Metric gravity theories and cosmology: I. Physical interpretation and viability

Abstract

We critically review some concepts underlying current applications of gravity theories with Lagrangians L = f(gμν, Rαβμν) to cosmology to account for the accelerated expansion of the universe. We argue that one cannot reconstruct the function f from astronomical observations either in cosmology or in the solar system. The Robertson–Walker spacetime is so simple and ‘flexible’ that any cosmic evolution may be fitted by an infinite number of various Lagrangians. We show in the example of Newton's gravity that one cannot recover the correct equation of motion from its approximate solution. Any gravity theory different from general relativity generates a new cosmological theory and all the successes of the standard cosmological model are lost even if a single solution of the theory well fits the observations. Prior to application of a given gravity theory to cosmology or elsewhere it is necessary to establish its physical contents and viability.

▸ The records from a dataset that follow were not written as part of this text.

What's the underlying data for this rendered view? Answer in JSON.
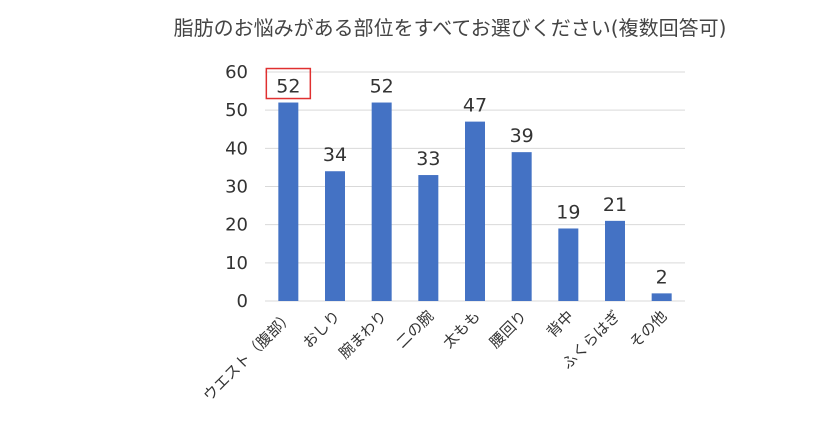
{
  "chart_data": {
    "type": "bar",
    "title": "脂肪のお悩みがある部位をすべてお選びください(複数回答可)",
    "categories": [
      "ウエスト（腹部）",
      "おしり",
      "腕まわり",
      "二の腕",
      "太もも",
      "腰回り",
      "背中",
      "ふくらはぎ",
      "その他"
    ],
    "values": [
      52,
      34,
      52,
      33,
      47,
      39,
      19,
      21,
      2
    ],
    "ylim": [
      0,
      60
    ],
    "yticks": [
      "0",
      "10",
      "20",
      "30",
      "40",
      "50",
      "60"
    ],
    "grid": true,
    "legend": "none",
    "highlighted_category": "ウエスト（腹部）",
    "colors": {
      "bar": "#4472C4",
      "grid": "#d9d9d9",
      "highlight_box": "#e03030"
    }
  }
}
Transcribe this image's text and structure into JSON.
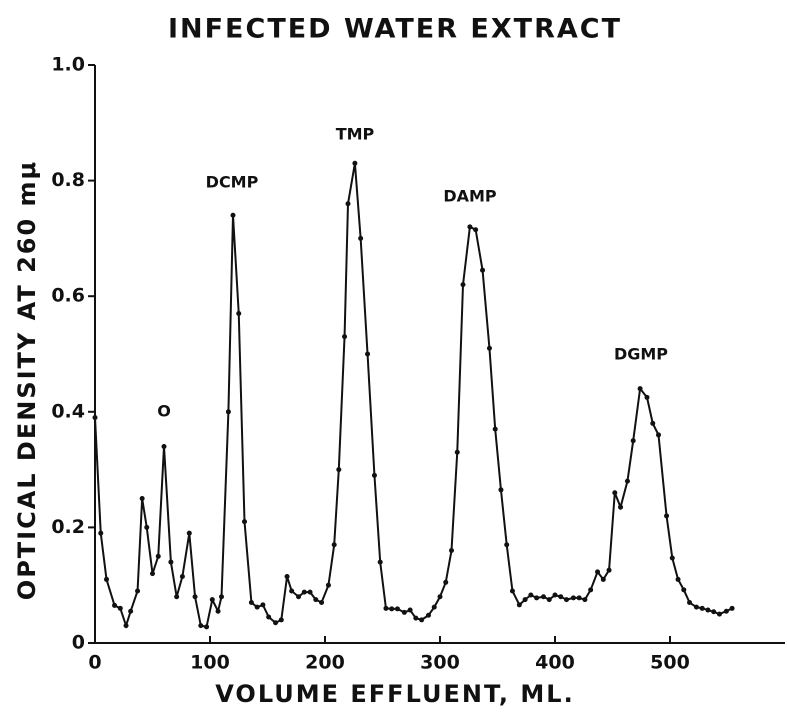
{
  "chart_data": {
    "type": "line",
    "title": "INFECTED WATER EXTRACT",
    "x_label": "VOLUME   EFFLUENT, ML.",
    "y_label": "OPTICAL DENSITY AT 260 mμ",
    "annotations": [
      "O",
      "DCMP",
      "TMP",
      "DAMP",
      "DGMP"
    ],
    "xlim": [
      0,
      600
    ],
    "ylim": [
      0,
      1
    ],
    "xticks": [
      0,
      100,
      200,
      300,
      400,
      500
    ],
    "yticks": [
      0,
      0.2,
      0.4,
      0.6,
      0.8,
      {
        "value": 1,
        "label": "1.0"
      }
    ],
    "color": "#111111",
    "x": [
      0,
      5,
      10,
      17,
      22,
      27,
      31,
      37,
      41,
      45,
      50,
      55,
      60,
      66,
      71,
      76,
      82,
      87,
      92,
      97,
      102,
      107,
      110,
      116,
      120,
      125,
      130,
      136,
      141,
      146,
      151,
      157,
      162,
      167,
      171,
      177,
      182,
      187,
      192,
      197,
      203,
      208,
      212,
      217,
      220,
      226,
      231,
      237,
      243,
      248,
      253,
      258,
      263,
      269,
      274,
      279,
      284,
      290,
      295,
      300,
      305,
      310,
      315,
      320,
      326,
      331,
      337,
      343,
      348,
      353,
      358,
      363,
      369,
      374,
      379,
      384,
      390,
      395,
      400,
      405,
      410,
      416,
      421,
      426,
      431,
      437,
      442,
      447,
      452,
      457,
      463,
      468,
      474,
      480,
      485,
      490,
      497,
      502,
      507,
      512,
      517,
      523,
      528,
      533,
      538,
      543,
      549,
      554
    ],
    "values": [
      0.39,
      0.19,
      0.11,
      0.065,
      0.06,
      0.03,
      0.055,
      0.09,
      0.25,
      0.2,
      0.12,
      0.15,
      0.34,
      0.14,
      0.08,
      0.115,
      0.19,
      0.08,
      0.03,
      0.028,
      0.075,
      0.055,
      0.08,
      0.4,
      0.74,
      0.57,
      0.21,
      0.07,
      0.062,
      0.066,
      0.045,
      0.035,
      0.04,
      0.115,
      0.09,
      0.08,
      0.088,
      0.088,
      0.075,
      0.07,
      0.1,
      0.17,
      0.3,
      0.53,
      0.76,
      0.83,
      0.7,
      0.5,
      0.29,
      0.14,
      0.06,
      0.059,
      0.059,
      0.053,
      0.057,
      0.043,
      0.04,
      0.048,
      0.062,
      0.08,
      0.105,
      0.16,
      0.33,
      0.62,
      0.72,
      0.715,
      0.645,
      0.51,
      0.37,
      0.265,
      0.17,
      0.09,
      0.066,
      0.075,
      0.083,
      0.078,
      0.08,
      0.075,
      0.083,
      0.08,
      0.075,
      0.078,
      0.078,
      0.075,
      0.092,
      0.123,
      0.11,
      0.126,
      0.26,
      0.235,
      0.28,
      0.35,
      0.44,
      0.425,
      0.38,
      0.36,
      0.22,
      0.147,
      0.11,
      0.092,
      0.07,
      0.062,
      0.06,
      0.057,
      0.054,
      0.05,
      0.055,
      0.06
    ]
  }
}
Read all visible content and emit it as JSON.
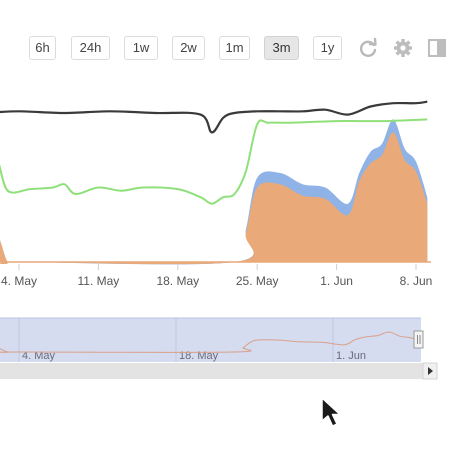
{
  "toolbar": {
    "ranges": [
      {
        "label": "6h",
        "active": false
      },
      {
        "label": "24h",
        "active": false
      },
      {
        "label": "1w",
        "active": false
      },
      {
        "label": "2w",
        "active": false
      },
      {
        "label": "1m",
        "active": false
      },
      {
        "label": "3m",
        "active": true
      },
      {
        "label": "1y",
        "active": false
      }
    ],
    "icons": [
      "refresh-icon",
      "gear-icon",
      "panel-toggle-icon"
    ]
  },
  "colors": {
    "dark_series": "#3a3a3a",
    "green_series": "#8fe07a",
    "blue_series": "#8fb3e6",
    "orange_series": "#e9a978",
    "navigator_bg": "#d5dcf0",
    "scrollbar": "#e3e3e3"
  },
  "chart_data": {
    "type": "area",
    "x_axis_type": "date",
    "x_tick_labels": [
      "4. May",
      "11. May",
      "18. May",
      "25. May",
      "1. Jun",
      "8. Jun"
    ],
    "x_ticks": [
      "2023-05-04",
      "2023-05-11",
      "2023-05-18",
      "2023-05-25",
      "2023-06-01",
      "2023-06-08"
    ],
    "series": [
      {
        "color": "#3a3a3a",
        "type": "line",
        "x": [
          "2023-05-01",
          "2023-05-04",
          "2023-05-08",
          "2023-05-12",
          "2023-05-16",
          "2023-05-20",
          "2023-05-21",
          "2023-05-22",
          "2023-05-23",
          "2023-05-25",
          "2023-05-27",
          "2023-05-29",
          "2023-05-31",
          "2023-06-02",
          "2023-06-04",
          "2023-06-06",
          "2023-06-08",
          "2023-06-09"
        ],
        "values": [
          0.92,
          0.93,
          0.92,
          0.93,
          0.92,
          0.91,
          0.8,
          0.89,
          0.92,
          0.93,
          0.93,
          0.93,
          0.94,
          0.91,
          0.96,
          0.98,
          0.98,
          0.99
        ]
      },
      {
        "color": "#8fe07a",
        "type": "line",
        "x": [
          "2023-05-01",
          "2023-05-02",
          "2023-05-03",
          "2023-05-05",
          "2023-05-07",
          "2023-05-08",
          "2023-05-09",
          "2023-05-11",
          "2023-05-13",
          "2023-05-15",
          "2023-05-18",
          "2023-05-20",
          "2023-05-21",
          "2023-05-22",
          "2023-05-23",
          "2023-05-24",
          "2023-05-25",
          "2023-05-26",
          "2023-05-28",
          "2023-06-01",
          "2023-06-05",
          "2023-06-09"
        ],
        "values": [
          0.43,
          0.63,
          0.44,
          0.45,
          0.46,
          0.48,
          0.42,
          0.46,
          0.44,
          0.46,
          0.45,
          0.4,
          0.36,
          0.4,
          0.42,
          0.56,
          0.85,
          0.86,
          0.86,
          0.87,
          0.87,
          0.88
        ]
      },
      {
        "color": "#8fb3e6",
        "type": "area",
        "x": [
          "2023-05-01",
          "2023-05-02",
          "2023-05-03",
          "2023-05-04",
          "2023-05-23",
          "2023-05-24",
          "2023-05-25",
          "2023-05-27",
          "2023-05-29",
          "2023-05-31",
          "2023-06-02",
          "2023-06-03",
          "2023-06-04",
          "2023-06-05",
          "2023-06-06",
          "2023-06-07",
          "2023-06-08",
          "2023-06-09"
        ],
        "values": [
          0,
          0.17,
          0,
          0,
          0,
          0.2,
          0.52,
          0.55,
          0.48,
          0.46,
          0.36,
          0.55,
          0.68,
          0.73,
          0.88,
          0.7,
          0.62,
          0.4
        ]
      },
      {
        "color": "#e9a978",
        "type": "area",
        "x": [
          "2023-05-01",
          "2023-05-02",
          "2023-05-03",
          "2023-05-04",
          "2023-05-23",
          "2023-05-24",
          "2023-05-25",
          "2023-05-27",
          "2023-05-29",
          "2023-05-31",
          "2023-06-02",
          "2023-06-03",
          "2023-06-04",
          "2023-06-05",
          "2023-06-06",
          "2023-06-07",
          "2023-06-08",
          "2023-06-09"
        ],
        "values": [
          0,
          0.17,
          0,
          0,
          0,
          0.18,
          0.46,
          0.48,
          0.41,
          0.39,
          0.29,
          0.5,
          0.61,
          0.66,
          0.8,
          0.63,
          0.56,
          0.36
        ]
      }
    ],
    "ylim": [
      0,
      1
    ],
    "grid": false,
    "navigator": {
      "labels": [
        "4. May",
        "18. May",
        "1. Jun"
      ],
      "tick_dates": [
        "2023-05-04",
        "2023-05-18",
        "2023-06-01"
      ],
      "selection_full": true
    }
  }
}
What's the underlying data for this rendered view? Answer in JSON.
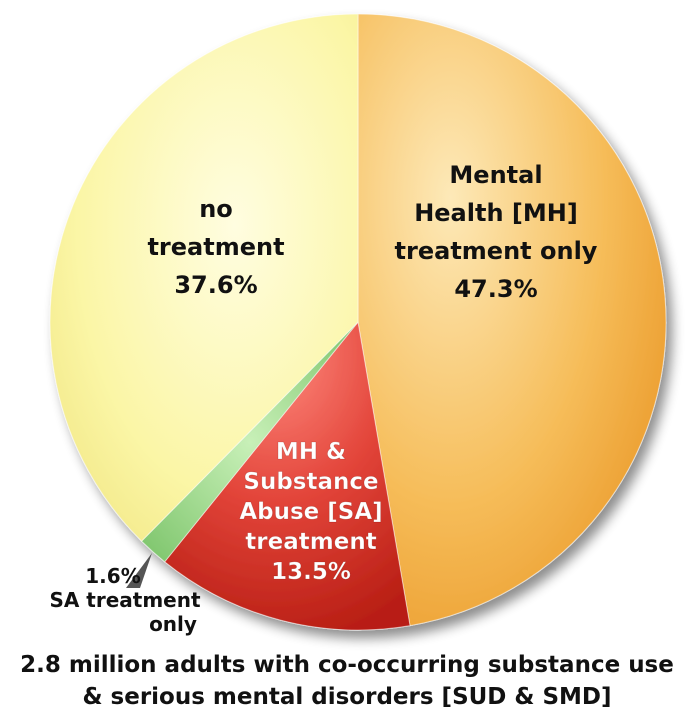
{
  "chart_data": {
    "type": "pie",
    "slices": [
      {
        "label_lines": [
          "Mental",
          "Health [MH]",
          "treatment only"
        ],
        "value_text": "47.3%",
        "value": 47.3,
        "color": "#f2a93b"
      },
      {
        "label_lines": [
          "MH &",
          "Substance",
          "Abuse [SA]",
          "treatment"
        ],
        "value_text": "13.5%",
        "value": 13.5,
        "color": "#d9342b"
      },
      {
        "label_lines": [
          "SA treatment",
          "only"
        ],
        "value_text": "1.6%",
        "value": 1.6,
        "color": "#9ed98e"
      },
      {
        "label_lines": [
          "no",
          "treatment"
        ],
        "value_text": "37.6%",
        "value": 37.6,
        "color": "#f8f39a"
      }
    ],
    "caption_lines": [
      "2.8 million adults with co-occurring substance use",
      "& serious mental disorders [SUD & SMD]"
    ]
  }
}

This study may be performed by a universal method of Legendre transforming the initial Lagrangian in a Helmholtz Lagrangian. In this formalism, Lagrange equations of motion are of second order and are the Einstein field equations with additional massive spin-0 and spin-2 fields. All the gravity theories differ only by a form of interaction terms of the two fields and the metric. Initial conditions for the two fields in the gravitational triplet depend on which frame (i.e., the set of dynamical variables) is physical (i.e. matter is minimally coupled in it). This fact and the multiplicity of possible frames obstruct confrontation of solutions to equations of motion with the observational data. A fundamental and easily applicable criterion of viability of any gravity theory is the existence of a stable ground state solution being either Minkowski, de Sitter or anti-de Sitter space. Stability of the ground state is independent of which frame is physical.